Baker admitted that he had sold drugs in the past at the Ida B. Wells housing project on Chicago’s south side. But he says after Chicago Police sergeant Ronald Watts came to him demanding payments, he refused. And that’s when he said his troubles began.

Baker says Watts and fellow officers set him in a bogus drug case. But when he tried to blow the whistle on the cops, no one believed him, and Baker ended up spending the next ten years in jail.

“They was investigating these officers at the time I was taking the stand,” he said. “but they chose to say their credibility was more important than mine.”

It wasn’t until Watts and a fellow officer eventually ended up doing time themselves for the very misconduct Baker had alleged, that prosecutors finally listened to him and set him free.

But there was a problem. There was another case.

While Baker was awaiting trial on the original charges, he and his wife Clarissa Glenn were stopped by Watts and his crew, who alleged they had discovered heroin in their car -- retaliation he said, for trying to alert authorities to the first shakedown.

Baker ended up pleading guilty to the second charge, so that his wife could stay home with their three young children. But on Wednesday, two months after he walked out of prison himself, a judge vacated the drug charges against both Watts and his wife.

“Feels like a thousand pounds of pressure has been relieved off my chest,” he said.

Baker’s wife Clarissa said it was a rough road – keeping her children on the straight and narrow, knowing their father was doing time for a crime he didn’t commit. Indeed, a crime he had taken the rap for, to keep her out of jail.

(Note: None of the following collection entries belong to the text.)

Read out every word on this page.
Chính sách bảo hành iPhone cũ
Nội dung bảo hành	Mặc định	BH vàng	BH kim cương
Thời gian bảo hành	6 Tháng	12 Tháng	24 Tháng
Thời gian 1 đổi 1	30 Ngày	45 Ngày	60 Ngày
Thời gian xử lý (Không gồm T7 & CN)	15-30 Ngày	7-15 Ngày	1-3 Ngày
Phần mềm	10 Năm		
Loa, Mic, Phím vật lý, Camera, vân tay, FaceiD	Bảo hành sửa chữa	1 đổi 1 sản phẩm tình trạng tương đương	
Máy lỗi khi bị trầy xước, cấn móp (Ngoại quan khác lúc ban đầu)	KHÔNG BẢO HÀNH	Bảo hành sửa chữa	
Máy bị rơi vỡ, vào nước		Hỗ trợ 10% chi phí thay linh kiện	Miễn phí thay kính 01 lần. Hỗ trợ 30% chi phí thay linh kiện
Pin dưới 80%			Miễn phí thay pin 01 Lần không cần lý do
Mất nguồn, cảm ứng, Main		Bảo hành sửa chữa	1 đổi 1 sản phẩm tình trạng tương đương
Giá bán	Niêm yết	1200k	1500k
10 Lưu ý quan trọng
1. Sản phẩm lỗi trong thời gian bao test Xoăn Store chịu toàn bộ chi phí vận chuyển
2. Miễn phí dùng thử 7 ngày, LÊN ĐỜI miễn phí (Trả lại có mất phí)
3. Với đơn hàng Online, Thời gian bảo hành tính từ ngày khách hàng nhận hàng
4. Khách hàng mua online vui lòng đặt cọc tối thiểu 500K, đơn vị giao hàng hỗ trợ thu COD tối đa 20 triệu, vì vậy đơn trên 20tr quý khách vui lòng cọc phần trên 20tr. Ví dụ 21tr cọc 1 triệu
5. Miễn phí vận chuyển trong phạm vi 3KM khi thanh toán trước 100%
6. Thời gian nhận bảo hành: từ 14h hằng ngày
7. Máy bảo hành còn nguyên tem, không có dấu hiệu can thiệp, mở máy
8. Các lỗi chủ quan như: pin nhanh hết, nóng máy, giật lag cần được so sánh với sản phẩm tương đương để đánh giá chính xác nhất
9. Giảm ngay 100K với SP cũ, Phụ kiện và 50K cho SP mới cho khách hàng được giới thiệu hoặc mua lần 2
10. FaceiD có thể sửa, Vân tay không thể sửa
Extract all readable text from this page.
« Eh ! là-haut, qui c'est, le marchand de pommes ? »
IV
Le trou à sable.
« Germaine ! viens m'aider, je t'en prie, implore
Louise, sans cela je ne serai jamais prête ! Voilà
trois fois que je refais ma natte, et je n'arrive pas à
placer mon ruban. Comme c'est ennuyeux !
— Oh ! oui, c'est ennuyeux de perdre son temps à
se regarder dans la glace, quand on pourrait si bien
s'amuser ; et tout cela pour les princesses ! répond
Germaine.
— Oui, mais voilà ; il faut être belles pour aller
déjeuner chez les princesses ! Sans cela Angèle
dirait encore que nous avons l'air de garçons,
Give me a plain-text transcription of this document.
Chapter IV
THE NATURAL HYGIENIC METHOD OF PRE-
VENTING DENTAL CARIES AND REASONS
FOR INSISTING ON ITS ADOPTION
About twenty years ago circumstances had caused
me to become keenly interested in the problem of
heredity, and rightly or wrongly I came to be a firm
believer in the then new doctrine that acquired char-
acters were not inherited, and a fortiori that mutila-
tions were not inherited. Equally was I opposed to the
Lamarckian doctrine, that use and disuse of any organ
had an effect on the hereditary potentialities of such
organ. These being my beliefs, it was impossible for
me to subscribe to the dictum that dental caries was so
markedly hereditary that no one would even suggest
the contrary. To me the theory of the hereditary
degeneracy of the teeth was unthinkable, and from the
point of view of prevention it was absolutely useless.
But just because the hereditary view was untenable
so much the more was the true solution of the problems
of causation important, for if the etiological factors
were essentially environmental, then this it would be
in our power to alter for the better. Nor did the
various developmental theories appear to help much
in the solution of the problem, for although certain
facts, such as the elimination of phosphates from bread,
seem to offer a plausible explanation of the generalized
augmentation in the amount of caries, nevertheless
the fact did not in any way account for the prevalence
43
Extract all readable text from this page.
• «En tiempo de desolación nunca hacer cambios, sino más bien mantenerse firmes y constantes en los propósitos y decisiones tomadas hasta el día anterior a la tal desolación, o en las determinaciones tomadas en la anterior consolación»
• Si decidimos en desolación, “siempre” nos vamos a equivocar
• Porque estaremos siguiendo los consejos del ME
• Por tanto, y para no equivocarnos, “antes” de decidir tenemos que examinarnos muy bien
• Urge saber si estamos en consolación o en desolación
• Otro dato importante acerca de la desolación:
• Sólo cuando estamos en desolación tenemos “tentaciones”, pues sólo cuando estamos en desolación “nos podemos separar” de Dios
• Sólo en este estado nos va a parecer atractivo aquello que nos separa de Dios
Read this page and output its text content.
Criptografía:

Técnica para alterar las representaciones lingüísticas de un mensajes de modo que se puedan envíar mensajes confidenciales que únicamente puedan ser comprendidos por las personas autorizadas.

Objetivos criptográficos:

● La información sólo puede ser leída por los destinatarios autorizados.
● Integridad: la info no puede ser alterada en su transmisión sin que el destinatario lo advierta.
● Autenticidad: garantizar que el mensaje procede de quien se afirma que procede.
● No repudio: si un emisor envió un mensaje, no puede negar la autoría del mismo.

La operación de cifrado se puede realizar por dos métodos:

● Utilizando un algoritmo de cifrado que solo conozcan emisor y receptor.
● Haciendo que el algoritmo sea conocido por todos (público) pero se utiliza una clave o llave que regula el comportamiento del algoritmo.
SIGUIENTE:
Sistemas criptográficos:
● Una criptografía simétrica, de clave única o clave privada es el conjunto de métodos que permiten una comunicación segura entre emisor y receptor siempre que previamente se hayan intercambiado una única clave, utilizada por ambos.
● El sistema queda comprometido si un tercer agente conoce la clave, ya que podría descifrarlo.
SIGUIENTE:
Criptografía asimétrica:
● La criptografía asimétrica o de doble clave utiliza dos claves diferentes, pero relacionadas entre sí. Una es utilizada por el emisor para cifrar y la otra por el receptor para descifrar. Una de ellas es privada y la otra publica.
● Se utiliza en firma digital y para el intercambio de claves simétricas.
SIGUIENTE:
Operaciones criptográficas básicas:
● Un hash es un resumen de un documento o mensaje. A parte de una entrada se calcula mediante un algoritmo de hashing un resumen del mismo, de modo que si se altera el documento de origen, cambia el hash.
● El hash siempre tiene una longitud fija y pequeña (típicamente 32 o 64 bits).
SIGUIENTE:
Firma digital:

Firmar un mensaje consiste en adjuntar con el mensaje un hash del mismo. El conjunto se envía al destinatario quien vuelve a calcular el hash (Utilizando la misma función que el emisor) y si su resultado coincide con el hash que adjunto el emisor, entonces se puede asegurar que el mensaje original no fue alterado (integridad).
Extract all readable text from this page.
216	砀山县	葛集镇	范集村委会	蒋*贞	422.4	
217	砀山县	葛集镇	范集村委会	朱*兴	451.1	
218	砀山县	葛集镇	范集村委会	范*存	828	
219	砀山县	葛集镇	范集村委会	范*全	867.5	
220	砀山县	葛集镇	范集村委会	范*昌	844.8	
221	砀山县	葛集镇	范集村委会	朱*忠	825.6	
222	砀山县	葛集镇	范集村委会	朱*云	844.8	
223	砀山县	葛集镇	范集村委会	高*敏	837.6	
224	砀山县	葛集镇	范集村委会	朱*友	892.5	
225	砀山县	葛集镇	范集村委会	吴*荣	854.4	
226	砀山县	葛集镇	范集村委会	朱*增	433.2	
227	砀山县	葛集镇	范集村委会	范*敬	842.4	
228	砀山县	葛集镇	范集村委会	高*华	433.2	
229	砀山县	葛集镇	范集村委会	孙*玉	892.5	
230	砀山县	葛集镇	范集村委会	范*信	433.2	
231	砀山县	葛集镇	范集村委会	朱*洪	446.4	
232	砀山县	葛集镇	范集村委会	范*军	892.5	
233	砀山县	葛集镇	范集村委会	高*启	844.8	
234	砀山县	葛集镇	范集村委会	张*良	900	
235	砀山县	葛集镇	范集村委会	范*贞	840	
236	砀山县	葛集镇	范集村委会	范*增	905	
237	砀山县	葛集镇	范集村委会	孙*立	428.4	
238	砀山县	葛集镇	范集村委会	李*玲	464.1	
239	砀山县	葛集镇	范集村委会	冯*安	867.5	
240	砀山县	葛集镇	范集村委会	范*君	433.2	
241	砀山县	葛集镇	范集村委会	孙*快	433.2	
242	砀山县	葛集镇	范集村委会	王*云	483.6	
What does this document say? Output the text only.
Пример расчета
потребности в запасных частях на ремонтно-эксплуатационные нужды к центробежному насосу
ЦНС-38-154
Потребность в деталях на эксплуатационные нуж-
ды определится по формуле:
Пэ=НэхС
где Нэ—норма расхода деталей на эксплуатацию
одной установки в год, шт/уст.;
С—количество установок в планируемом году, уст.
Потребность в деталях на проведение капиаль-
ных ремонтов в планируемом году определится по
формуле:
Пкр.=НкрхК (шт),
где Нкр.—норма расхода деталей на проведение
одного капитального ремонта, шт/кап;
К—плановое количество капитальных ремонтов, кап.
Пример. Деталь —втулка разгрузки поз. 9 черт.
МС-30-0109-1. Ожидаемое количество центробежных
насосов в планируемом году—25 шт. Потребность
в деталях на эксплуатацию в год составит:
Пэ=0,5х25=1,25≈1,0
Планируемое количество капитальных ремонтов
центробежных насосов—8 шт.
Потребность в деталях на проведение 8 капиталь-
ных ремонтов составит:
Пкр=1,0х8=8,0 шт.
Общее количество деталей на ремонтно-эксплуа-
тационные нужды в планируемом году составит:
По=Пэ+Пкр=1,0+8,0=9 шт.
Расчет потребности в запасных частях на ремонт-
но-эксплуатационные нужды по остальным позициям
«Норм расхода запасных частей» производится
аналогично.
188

“I love him for that,” she said through tears. “It can’t be right, because he missed so much time. It was hard—my boys were crying for their dad.”

Both say they tried repeatedly to tell their story—to the Office of Professional Standards, to the State’s Attorney and Attorney General, even to the FBI. All complaints fell on deaf ears. And Baker spent years behind bars.

Then, after Baker’s release in January, justice moved swiftly. His attorney Joshua Tepfer filed a motion to have the charges vacated just five days ago. And Wednesday, the state did not oppose that motion.

“One of those rare moments, when there was some dignity in that courtroom at 26th and California,” Tepfer said.

But amidst the joy of their cleared records, the couple says their troubles aren’t over.

“I’m saying I don’t feel safe,” Baker says.

That’s because only Watts and Mohammed were ever charged in this case. Other officers alleged the entire team was tainted. And, as Tepfer noted, three of those officers testified in Baker’s trial.

“There’s no other reasonable conclusion but to say that they were lying, because Ben Baker has been certified as innocent,” he said.

Tepfer has repeatedly called for the Chicago Police Department to investigate the case, and its unfinished business.

“All three of those officers are still on the street,” he noted. “And one has been promoted to sergeant.”